Monday, October 7, 2013

BEFORE

It's the day before the end of the world and the sky is raging.

It's the day before the end of the world and I can taste our mortality, our finiteness, our impermanence, lingering in the air like dust and a gray shadow that blocks the sun and filters the light.

It's the day before the end of the world and we have already proven that our light and childhood are not immune to pain and heartbreak, and we are not immune to the passage of time.  You were my own personal Neverland, but Wendy had to face her future eventually and I've seen you grow up in front of my eyes.  Not even Peter Pan can fend off goodbye.

But I'll always believe in you.

And I'll always love you and your limitless soul.

So hold me tighter and let's spend our last night of pretend postponing the end and leaving a trail of poetry like a fingerprint on every surface that we touch, a tangible reminder that we were here and that we were bright and beautiful.

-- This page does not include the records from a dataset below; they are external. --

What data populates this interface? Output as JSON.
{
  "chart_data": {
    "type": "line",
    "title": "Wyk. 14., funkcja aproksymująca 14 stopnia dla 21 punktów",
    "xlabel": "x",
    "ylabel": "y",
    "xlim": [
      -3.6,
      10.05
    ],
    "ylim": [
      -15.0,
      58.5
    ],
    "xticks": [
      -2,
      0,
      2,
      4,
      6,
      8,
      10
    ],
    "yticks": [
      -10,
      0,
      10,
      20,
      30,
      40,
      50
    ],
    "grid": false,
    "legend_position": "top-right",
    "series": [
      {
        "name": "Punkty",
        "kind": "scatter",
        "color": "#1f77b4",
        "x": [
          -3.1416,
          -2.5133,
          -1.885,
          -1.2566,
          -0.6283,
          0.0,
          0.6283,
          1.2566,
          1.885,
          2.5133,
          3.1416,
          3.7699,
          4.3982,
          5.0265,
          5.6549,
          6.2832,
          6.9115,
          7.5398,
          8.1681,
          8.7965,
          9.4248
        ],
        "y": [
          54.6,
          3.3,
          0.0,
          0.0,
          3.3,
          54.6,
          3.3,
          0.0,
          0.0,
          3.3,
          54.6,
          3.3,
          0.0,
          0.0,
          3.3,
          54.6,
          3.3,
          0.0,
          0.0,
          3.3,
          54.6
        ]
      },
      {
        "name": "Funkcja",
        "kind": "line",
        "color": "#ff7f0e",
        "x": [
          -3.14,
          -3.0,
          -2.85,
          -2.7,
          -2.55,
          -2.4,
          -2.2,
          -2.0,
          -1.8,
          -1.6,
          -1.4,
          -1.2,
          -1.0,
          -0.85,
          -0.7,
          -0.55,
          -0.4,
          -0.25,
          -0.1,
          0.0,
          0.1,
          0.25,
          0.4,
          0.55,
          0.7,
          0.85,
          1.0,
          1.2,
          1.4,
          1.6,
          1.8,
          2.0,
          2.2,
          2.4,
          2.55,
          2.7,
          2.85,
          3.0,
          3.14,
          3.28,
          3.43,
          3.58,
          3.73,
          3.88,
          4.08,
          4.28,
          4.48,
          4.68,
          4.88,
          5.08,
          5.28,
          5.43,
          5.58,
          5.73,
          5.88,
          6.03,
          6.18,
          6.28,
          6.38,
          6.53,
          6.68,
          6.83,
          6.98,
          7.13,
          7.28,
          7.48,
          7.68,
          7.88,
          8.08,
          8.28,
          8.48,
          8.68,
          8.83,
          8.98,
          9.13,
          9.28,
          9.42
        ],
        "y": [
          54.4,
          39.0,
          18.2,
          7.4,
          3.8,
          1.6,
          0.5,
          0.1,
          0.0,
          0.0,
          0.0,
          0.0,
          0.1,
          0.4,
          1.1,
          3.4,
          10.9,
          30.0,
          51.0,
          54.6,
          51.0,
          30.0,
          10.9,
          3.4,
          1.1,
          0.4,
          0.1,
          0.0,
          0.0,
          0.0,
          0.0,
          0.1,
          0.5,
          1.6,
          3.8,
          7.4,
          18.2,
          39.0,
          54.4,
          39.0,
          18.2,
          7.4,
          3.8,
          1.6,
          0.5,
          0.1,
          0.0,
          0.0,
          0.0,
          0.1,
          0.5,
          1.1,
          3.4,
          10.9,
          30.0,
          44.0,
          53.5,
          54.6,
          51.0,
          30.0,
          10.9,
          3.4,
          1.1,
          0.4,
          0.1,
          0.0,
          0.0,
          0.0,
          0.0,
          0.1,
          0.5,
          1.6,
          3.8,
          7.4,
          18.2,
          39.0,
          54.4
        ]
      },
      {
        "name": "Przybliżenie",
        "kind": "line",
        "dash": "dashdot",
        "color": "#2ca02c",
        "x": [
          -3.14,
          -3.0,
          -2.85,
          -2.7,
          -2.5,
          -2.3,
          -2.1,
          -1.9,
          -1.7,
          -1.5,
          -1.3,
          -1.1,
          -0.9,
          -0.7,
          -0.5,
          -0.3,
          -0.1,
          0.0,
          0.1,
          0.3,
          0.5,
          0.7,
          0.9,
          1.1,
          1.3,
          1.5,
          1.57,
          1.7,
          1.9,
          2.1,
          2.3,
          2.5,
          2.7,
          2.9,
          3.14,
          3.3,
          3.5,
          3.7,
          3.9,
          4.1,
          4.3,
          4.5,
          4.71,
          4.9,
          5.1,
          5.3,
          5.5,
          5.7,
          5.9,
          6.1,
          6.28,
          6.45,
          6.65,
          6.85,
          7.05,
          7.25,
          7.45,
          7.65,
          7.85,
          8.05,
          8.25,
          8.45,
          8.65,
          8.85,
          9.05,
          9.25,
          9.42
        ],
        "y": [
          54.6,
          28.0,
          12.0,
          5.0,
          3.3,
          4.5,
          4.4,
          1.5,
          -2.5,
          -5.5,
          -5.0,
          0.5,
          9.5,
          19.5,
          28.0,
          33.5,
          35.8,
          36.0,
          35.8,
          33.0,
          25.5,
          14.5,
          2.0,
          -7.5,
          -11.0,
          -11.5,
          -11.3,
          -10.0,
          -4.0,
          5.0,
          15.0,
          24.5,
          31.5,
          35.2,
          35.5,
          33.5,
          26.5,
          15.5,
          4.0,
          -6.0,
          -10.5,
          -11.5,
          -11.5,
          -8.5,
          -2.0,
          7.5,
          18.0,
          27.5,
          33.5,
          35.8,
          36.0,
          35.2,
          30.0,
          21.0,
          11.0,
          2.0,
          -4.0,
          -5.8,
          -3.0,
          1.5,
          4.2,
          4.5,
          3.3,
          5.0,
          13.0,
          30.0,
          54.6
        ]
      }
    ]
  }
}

But our summer is spent and all I can do is pray that I won't be forgotten, that your phone calls and weekend visits won't ever stop coming, and that our clumsy, scrawling poetry will be enough to hold us together.  You told me this was never-ending and I believe you.  You told me we would never run out of ink and I still believe that as long as the sun and the moon keep switching places in the sky, we're gonna be alright.

It's the day before the end of the world and I'm afraid to die.

It's the day before the end of the world and I'm begging you to never let me go.